Write math, get CUDA: a DSL that breeds fast kernels
Facebook Research's Tensor Comprehensions lets you describe ML operations in a terse notation, then autotunes them into near-peak GPU performance without hand-writing CUDA.

What it does
Tensor Comprehensions is a C++ library with Python bindings that JIT-compiles high-performance ML kernels from a concise mathematical notation.

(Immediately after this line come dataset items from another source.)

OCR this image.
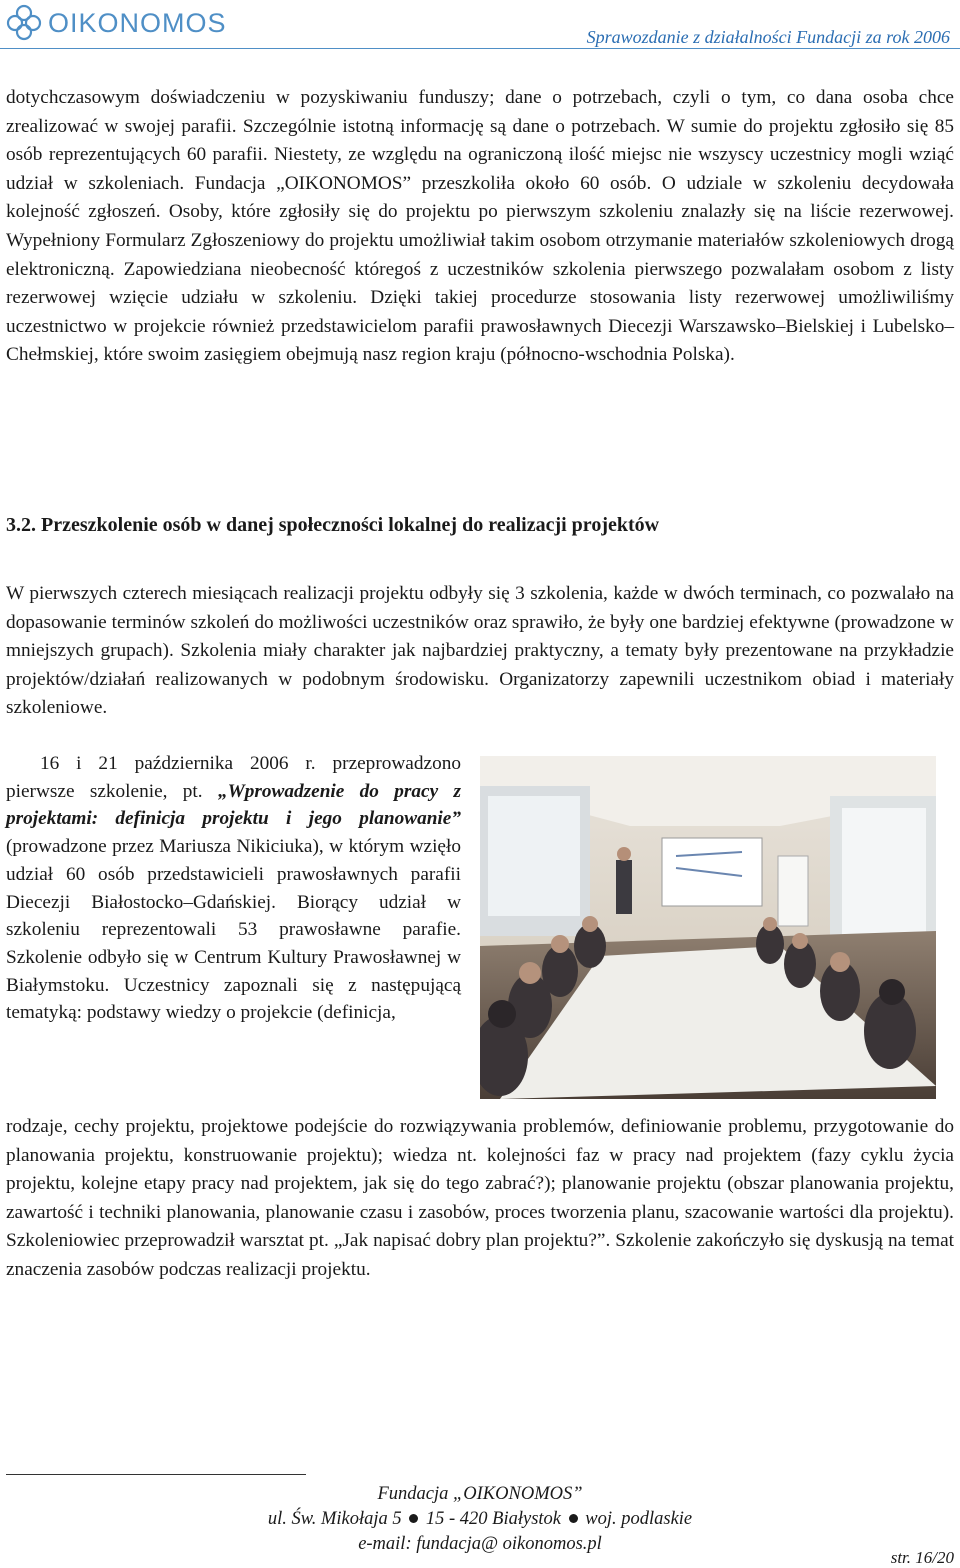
OIKONOMOS	Sprawozdanie z działalności Fundacji za rok 2006

dotychczasowym doświadczeniu w pozyskiwaniu funduszy; dane o potrzebach, czyli o tym, co dana osoba chce zrealizować w swojej parafii. Szczególnie istotną informację są dane o potrzebach. W sumie do projektu zgłosiło się 85 osób reprezentujących 60 parafii. Niestety, ze względu na ograniczoną ilość miejsc nie wszyscy uczestnicy mogli wziąć udział w szkoleniach. Fundacja „OIKONOMOS” przeszkoliła około 60 osób. O udziale w szkoleniu decydowała kolejność zgłoszeń. Osoby, które zgłosiły się do projektu po pierwszym szkoleniu znalazły się na liście rezerwowej. Wypełniony Formularz Zgłoszeniowy do projektu umożliwiał takim osobom otrzymanie materiałów szkoleniowych drogą elektroniczną. Zapowiedziana nieobecność któregoś z uczestników szkolenia pierwszego pozwalałam osobom z listy rezerwowej wzięcie udziału w szkoleniu. Dzięki takiej procedurze stosowania listy rezerwowej umożliwiliśmy uczestnictwo w projekcie również przedstawicielom parafii prawosławnych Diecezji Warszawsko–Bielskiej i Lubelsko–Chełmskiej, które swoim zasięgiem obejmują nasz region kraju (północno-wschodnia Polska).

3.2. Przeszkolenie osób w danej społeczności lokalnej do realizacji projektów

W pierwszych czterech miesiącach realizacji projektu odbyły się 3 szkolenia, każde w dwóch terminach, co pozwalało na dopasowanie terminów szkoleń do możliwości uczestników oraz sprawiło, że były one bardziej efektywne (prowadzone w mniejszych grupach). Szkolenia miały charakter jak najbardziej praktyczny, a tematy były prezentowane na przykładzie projektów/działań realizowanych w podobnym środowisku. Organizatorzy zapewnili uczestnikom obiad i materiały szkoleniowe.

16 i 21 października 2006 r. przeprowadzono pierwsze szkolenie, pt. „Wprowadzenie do pracy z projektami: definicja projektu i jego planowanie” (prowadzone przez Mariusza Nikiciuka), w którym wzięło udział 60 osób przedstawicieli prawosławnych parafii Diecezji Białostocko–Gdańskiej. Biorący udział w szkoleniu reprezentowali 53 prawosławne parafie. Szkolenie odbyło się w Centrum Kultury Prawosławnej w Białymstoku. Uczestnicy zapoznali się z następującą tematyką: podstawy wiedzy o projekcie (definicja,

rodzaje, cechy projektu, projektowe podejście do rozwiązywania problemów, definiowanie problemu, przygotowanie do planowania projektu, konstruowanie projektu); wiedza nt. kolejności faz w pracy nad projektem (fazy cyklu życia projektu, kolejne etapy pracy nad projektem, jak się do tego zabrać?); planowanie projektu (obszar planowania projektu, zawartość i techniki planowania, planowanie czasu i zasobów, proces tworzenia planu, szacowanie wartości dla projektu). Szkoleniowiec przeprowadził warsztat pt. „Jak napisać dobry plan projektu?”. Szkolenie zakończyło się dyskusją na temat znaczenia zasobów podczas realizacji projektu.

Fundacja „OIKONOMOS”
ul. Św. Mikołaja 5 15 - 420 Białystok woj. podlaskie
e-mail: fundacja@ oikonomos.pl
str. 16/20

You write something resembling Einstein summation—O(n, c1, c3, h, w) +=! I0(...) * I1(...)—and TC handles the rest: Halide for scheduling, ISL for polyhedral optimization, NVRTC or LLVM for code generation. It plugs into PyTorch and Caffe2, so the resulting kernel drops into familiar tensor code.
The interesting bit
The autotuner uses a genetic search that evolves mapping options across generations. The README shows a tensordot kernel going from 7,345μs (naive) to 220μs in two generations on a P100. Crucially, you autotune once per operation definition, then reuse those options across different tensor sizes—amortizing the ~28-second search cost.
Key highlights
- Mathematical syntax close to index notation; no explicit loops or thread blocks
- Genetic autotuner searches the schedule space automatically
- Targets CUDA via NVRTC or CPU via LLVM; framework-agnostic at core
- Claims 80%+ of peak shared memory bandwidth after autotuning on some kernels
- Apache 2.0, with conda binaries and Docker builds available
Caveats
- Register-level optimizations are “still in the work”; peak compute is not guaranteed
- The project appears dormant—last significant activity years ago, and it targets pre-Ampere GPU architectures
- Caffe2 integration is a historical curiosity at this point
Verdict
Worth studying if you build ML compilers or need to understand Halide-style scheduling. For production PyTorch work, look at torch.compile, Triton, or CUDA graphs instead—this is more research artifact than living toolchain.